Nous buvons du champagne que l’exquise enfant rote à grandes feulées. Le Dabe s’extasie :
— Voyez cette innocence, Antoine. Ses borborygmes révèlent sa nature spontanée. J’ai grande envie de l’emmener à Paris. Je suis seul dans mon hôtel de la rue d’Andigné. Je pourrais l’installer en une chambre contiguë à la mienne. Et je jouerais les Pygmalion. Je lui enseignerais les usages, l’habillerais grande couture, la sortirais dans des endroits chics. Elle deviendrait ma chose, comprenez-vous ? Je promènerais pour ainsi dire ma passion en laisse, comme on balade un sloughi.
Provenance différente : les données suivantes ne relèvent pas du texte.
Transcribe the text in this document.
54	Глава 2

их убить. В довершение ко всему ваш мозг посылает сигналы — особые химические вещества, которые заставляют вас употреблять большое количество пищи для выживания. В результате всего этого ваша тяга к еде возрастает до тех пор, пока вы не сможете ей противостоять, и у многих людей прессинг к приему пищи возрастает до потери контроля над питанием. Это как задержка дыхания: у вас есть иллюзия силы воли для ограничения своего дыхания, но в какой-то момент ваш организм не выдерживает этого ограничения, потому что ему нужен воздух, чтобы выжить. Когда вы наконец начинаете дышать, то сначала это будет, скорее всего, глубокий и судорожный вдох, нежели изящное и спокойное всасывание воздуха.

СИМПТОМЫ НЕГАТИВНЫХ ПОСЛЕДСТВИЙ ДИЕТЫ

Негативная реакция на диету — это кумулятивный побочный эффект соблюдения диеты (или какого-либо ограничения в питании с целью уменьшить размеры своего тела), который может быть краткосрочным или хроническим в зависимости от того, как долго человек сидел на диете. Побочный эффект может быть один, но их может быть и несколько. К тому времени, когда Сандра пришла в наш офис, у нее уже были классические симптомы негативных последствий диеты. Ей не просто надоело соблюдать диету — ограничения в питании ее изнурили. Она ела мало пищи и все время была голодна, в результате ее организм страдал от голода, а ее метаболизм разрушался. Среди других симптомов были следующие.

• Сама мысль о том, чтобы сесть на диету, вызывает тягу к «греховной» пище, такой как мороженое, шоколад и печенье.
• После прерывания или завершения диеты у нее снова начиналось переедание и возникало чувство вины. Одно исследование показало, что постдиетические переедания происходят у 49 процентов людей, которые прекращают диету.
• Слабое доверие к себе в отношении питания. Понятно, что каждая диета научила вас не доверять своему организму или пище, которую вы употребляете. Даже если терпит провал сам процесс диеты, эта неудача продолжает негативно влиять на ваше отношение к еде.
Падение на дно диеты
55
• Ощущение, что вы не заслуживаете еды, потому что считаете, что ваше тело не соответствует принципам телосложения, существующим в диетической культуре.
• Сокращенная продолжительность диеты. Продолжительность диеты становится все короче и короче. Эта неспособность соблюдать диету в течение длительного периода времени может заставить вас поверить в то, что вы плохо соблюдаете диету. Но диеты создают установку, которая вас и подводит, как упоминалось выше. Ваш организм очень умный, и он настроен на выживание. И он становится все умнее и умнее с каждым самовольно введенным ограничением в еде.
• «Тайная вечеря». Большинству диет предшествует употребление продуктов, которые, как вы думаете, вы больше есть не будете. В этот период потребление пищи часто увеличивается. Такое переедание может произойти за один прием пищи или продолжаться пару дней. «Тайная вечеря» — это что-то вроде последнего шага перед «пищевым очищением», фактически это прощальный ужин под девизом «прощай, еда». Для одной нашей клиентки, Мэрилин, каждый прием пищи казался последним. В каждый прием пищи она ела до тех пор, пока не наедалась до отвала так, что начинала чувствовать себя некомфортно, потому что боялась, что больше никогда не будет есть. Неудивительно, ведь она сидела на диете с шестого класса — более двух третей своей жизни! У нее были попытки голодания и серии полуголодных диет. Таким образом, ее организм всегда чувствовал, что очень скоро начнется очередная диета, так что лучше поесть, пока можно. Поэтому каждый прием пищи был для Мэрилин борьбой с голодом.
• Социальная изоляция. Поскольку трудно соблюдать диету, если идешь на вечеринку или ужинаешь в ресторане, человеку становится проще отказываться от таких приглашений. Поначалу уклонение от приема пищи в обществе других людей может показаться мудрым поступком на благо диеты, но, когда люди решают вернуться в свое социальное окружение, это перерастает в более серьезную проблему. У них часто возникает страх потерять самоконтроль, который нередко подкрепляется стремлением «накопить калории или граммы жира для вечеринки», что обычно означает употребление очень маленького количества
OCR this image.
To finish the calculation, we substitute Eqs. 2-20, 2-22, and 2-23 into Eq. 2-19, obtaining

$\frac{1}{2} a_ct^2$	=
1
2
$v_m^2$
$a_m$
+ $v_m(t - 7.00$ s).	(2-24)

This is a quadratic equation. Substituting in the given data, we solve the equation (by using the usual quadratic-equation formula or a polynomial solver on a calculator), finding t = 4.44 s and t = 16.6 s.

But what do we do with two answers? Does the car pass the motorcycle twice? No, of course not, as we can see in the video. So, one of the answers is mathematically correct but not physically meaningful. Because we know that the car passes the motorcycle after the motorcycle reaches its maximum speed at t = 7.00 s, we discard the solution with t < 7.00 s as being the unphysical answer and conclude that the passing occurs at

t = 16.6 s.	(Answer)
Sur mon passage, les gens chuchoteraient : « Tiens, voilà Achille Hachille et sa petite Chinoise ! ». De temps en temps, je lui ferais sucer quelque vieil ami afin de renforcer son personnage de ravissante esclave.
Il s’y croit déjà ! Imagine cette fin de vie amoureuse triomphale.
— Par exemple, poursuit le Dabe, il faudra que je la fasse élargir car j’ai le pompon endolori, mais la chirurgie accomplit des merveilles.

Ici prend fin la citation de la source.